Several studies have explored the potential of electrophysiology recordings to identify and describe abnormal activity patterns in patients with specific clinical phenotypes compared to healthy controls. Normative modelling has been used to define the healthy range of certain biomarkers and map individual differences at the single-subject level, a concept to which we refer as deviation maps. This approach has been applied in refractory epilepsy using scalp EEG [1] and in identifying new biomarkers for mild traumatic brain injury (mTBI) using MEG [2] for instance.
In this tutorial, we will create dummy deviation maps from the MEG spectral features of five subjects from the OMEGA tutorial. Four subjects will serve as the reference population, against which the fifth subject will be compared.
Preprocessing: extract spectral features
Deviation maps can be derived from any statistic defined on a common spatial scale across subjects. In this example, we will extract statistics from the power spectrum density (PSD) using the Welch method. This method uses overlapping time windows, with the final power for a given frequency bin being the mean power across all time windows. Additionally, the standard deviation or the coefficient of variation (standard deviation/mean) of the power across time windows can also be analysed.

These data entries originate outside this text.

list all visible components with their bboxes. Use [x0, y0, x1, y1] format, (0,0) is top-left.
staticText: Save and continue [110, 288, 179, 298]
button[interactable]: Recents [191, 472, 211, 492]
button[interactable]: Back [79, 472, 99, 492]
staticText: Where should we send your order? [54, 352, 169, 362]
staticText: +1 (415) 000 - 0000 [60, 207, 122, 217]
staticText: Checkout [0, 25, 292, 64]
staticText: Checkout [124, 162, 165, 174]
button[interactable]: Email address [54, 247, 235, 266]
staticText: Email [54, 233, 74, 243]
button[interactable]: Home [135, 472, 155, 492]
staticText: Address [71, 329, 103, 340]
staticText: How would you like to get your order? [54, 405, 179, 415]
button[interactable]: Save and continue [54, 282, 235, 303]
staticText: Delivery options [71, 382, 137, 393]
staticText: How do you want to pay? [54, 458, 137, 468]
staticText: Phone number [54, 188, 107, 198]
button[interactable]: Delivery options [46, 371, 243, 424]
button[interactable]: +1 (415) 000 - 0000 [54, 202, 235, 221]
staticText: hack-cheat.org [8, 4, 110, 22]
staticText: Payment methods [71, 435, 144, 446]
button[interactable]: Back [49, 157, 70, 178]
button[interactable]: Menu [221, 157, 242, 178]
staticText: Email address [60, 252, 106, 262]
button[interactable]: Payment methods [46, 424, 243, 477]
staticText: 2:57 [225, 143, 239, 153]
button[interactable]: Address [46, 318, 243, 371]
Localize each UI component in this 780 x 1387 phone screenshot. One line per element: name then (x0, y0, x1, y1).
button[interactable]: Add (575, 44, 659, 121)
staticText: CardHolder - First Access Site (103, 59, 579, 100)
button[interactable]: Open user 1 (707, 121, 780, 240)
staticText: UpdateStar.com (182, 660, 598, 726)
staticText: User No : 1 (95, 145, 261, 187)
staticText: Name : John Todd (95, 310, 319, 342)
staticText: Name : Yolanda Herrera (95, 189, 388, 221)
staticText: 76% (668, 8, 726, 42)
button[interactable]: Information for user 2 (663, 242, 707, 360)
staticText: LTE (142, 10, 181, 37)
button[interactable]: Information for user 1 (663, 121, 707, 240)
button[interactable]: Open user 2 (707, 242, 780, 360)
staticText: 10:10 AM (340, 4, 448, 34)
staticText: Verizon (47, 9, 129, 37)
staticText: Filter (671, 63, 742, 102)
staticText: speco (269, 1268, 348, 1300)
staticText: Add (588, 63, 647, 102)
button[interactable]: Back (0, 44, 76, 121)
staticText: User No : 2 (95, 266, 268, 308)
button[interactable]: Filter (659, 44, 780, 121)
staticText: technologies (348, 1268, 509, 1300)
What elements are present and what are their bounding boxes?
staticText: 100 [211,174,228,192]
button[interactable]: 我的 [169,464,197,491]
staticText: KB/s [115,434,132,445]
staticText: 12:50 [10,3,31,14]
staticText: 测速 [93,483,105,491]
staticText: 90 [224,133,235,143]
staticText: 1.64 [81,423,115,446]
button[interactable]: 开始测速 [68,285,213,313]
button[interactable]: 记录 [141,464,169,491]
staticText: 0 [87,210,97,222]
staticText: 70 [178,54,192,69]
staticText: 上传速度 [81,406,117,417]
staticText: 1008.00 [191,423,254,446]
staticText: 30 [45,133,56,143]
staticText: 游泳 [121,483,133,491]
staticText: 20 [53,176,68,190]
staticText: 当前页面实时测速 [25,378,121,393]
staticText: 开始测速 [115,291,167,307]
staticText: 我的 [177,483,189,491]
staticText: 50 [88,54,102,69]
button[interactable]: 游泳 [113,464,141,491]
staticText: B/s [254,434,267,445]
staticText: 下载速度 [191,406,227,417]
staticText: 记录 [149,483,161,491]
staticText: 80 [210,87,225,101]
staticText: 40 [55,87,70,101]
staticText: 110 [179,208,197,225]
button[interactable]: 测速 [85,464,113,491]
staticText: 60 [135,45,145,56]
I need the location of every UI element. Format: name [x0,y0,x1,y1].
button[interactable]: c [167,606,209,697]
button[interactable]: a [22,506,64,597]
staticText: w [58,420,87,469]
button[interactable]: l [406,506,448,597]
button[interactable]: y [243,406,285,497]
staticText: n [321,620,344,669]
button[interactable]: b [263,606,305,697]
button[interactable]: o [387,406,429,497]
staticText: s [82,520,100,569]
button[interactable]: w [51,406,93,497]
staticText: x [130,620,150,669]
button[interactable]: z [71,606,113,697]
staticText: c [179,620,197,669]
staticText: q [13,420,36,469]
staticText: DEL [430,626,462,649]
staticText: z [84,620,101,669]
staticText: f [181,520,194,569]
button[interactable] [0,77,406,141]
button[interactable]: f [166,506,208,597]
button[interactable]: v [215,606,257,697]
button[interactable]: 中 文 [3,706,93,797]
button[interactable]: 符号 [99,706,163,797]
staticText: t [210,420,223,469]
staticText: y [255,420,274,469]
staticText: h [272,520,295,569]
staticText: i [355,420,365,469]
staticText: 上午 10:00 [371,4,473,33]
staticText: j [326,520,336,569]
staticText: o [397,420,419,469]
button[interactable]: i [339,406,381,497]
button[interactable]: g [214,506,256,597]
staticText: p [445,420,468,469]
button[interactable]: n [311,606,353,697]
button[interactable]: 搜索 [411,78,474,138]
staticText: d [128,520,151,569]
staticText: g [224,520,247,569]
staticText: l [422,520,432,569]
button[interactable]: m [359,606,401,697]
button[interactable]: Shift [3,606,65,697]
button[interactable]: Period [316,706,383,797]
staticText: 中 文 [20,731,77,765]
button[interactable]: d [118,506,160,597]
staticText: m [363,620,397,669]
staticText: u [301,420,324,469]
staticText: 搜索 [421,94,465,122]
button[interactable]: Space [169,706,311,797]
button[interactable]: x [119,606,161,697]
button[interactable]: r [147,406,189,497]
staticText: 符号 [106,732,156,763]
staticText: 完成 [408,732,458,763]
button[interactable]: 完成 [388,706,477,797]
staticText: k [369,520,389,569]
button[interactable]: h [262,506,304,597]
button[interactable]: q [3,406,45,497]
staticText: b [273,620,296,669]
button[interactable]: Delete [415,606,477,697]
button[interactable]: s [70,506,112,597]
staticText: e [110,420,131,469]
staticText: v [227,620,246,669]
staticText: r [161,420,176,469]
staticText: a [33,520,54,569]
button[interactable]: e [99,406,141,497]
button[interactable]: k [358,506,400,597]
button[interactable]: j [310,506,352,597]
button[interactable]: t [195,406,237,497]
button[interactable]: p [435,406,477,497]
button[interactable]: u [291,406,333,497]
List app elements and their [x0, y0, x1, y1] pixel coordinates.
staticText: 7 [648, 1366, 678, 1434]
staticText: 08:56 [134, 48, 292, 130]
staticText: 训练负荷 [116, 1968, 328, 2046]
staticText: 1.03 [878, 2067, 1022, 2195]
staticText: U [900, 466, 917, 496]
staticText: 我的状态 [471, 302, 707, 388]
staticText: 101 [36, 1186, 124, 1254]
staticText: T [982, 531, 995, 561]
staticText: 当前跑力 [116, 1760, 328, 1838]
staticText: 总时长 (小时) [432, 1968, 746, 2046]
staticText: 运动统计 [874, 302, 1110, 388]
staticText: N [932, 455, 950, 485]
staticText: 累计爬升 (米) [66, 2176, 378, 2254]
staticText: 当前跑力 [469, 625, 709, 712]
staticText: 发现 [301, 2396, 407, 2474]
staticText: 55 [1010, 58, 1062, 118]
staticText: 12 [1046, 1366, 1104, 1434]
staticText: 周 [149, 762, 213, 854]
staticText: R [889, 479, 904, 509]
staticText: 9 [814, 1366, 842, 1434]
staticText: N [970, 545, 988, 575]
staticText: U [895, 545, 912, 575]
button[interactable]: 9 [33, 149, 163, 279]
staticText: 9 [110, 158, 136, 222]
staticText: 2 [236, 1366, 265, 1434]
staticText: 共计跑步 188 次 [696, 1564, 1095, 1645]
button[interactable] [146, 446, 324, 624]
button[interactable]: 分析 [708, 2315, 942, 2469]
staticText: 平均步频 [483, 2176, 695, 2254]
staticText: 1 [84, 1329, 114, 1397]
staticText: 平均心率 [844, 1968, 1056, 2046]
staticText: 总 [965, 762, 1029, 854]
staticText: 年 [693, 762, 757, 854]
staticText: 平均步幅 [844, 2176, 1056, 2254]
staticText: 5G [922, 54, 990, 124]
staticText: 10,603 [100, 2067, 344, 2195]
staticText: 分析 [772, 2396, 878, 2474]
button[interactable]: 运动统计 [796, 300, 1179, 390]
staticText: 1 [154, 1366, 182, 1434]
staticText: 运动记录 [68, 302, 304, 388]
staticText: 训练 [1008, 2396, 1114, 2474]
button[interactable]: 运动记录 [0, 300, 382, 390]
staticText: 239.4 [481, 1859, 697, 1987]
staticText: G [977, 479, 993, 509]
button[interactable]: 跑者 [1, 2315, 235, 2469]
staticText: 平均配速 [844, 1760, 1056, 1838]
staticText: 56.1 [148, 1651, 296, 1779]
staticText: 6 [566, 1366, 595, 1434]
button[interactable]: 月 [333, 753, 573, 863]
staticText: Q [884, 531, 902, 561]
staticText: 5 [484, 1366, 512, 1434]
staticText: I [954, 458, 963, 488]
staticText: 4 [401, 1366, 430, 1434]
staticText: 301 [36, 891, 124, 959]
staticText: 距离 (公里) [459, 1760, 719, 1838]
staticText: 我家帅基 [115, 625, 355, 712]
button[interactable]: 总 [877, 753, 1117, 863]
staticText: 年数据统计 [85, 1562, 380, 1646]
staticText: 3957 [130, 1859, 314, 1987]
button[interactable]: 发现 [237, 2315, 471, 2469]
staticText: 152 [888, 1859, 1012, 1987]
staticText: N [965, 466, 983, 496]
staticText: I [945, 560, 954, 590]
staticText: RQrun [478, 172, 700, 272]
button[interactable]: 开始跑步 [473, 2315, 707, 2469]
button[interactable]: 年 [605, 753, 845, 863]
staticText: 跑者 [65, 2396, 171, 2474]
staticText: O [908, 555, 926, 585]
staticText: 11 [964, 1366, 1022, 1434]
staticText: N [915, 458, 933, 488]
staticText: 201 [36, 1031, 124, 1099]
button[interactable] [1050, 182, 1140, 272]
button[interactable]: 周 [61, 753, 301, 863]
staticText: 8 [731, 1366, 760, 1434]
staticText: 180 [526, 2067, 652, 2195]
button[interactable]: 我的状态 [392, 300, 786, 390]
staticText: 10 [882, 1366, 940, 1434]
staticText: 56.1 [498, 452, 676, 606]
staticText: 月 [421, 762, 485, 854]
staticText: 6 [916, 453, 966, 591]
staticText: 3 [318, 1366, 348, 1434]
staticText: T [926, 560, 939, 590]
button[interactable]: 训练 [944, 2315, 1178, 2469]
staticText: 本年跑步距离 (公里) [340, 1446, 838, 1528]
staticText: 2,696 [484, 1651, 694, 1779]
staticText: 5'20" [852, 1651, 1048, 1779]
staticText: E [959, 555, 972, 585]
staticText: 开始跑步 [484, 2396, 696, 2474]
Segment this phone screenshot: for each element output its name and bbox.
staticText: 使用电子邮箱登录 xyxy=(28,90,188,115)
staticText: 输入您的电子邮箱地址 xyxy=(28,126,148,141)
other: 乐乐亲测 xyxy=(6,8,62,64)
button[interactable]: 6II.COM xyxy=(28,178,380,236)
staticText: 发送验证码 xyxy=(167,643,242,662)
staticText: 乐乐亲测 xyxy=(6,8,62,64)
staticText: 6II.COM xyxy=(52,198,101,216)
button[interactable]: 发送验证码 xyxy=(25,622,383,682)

For this tutorial, we will compute the standard deviation of the power spectrum across time windows to illustrate to show how to use the Compute PSD features process. We will use only the first 100s of the recording as it is faster and should lead to similar results. Then we project those results on the common anatomy.
Drag and drop the five subjects (not sub-emptyroom) into the Process1 box and click the [Process sources] button. You should have one file selected per subject.
Select process: Frequency > Compute PSD features: 0-100s, 1s, 50% overlap, Physical, Extract std, Use relative power, Edit…, Group in frequency bands, Save individual
Time window, window length, window overlap ratio, units, scouts, scout function: same options as in Frequency > Power spectrum density (Welch).
Extract mean: Whether to extract mean feature (PSD).
Extract std: Whether to extract standard deviation (across time windows).
Extract varcoef: Whether to extract coefficient of variation (std/mean).
Use relative power: Check to consider the relative power (Power frequency bin / Total power) for each window instead of the raw power of the frequency bin.
- The process returns 1 to 3 files depending on the number of features extracted.
Add process: Sources>Project on default anatomy: Cortex surface.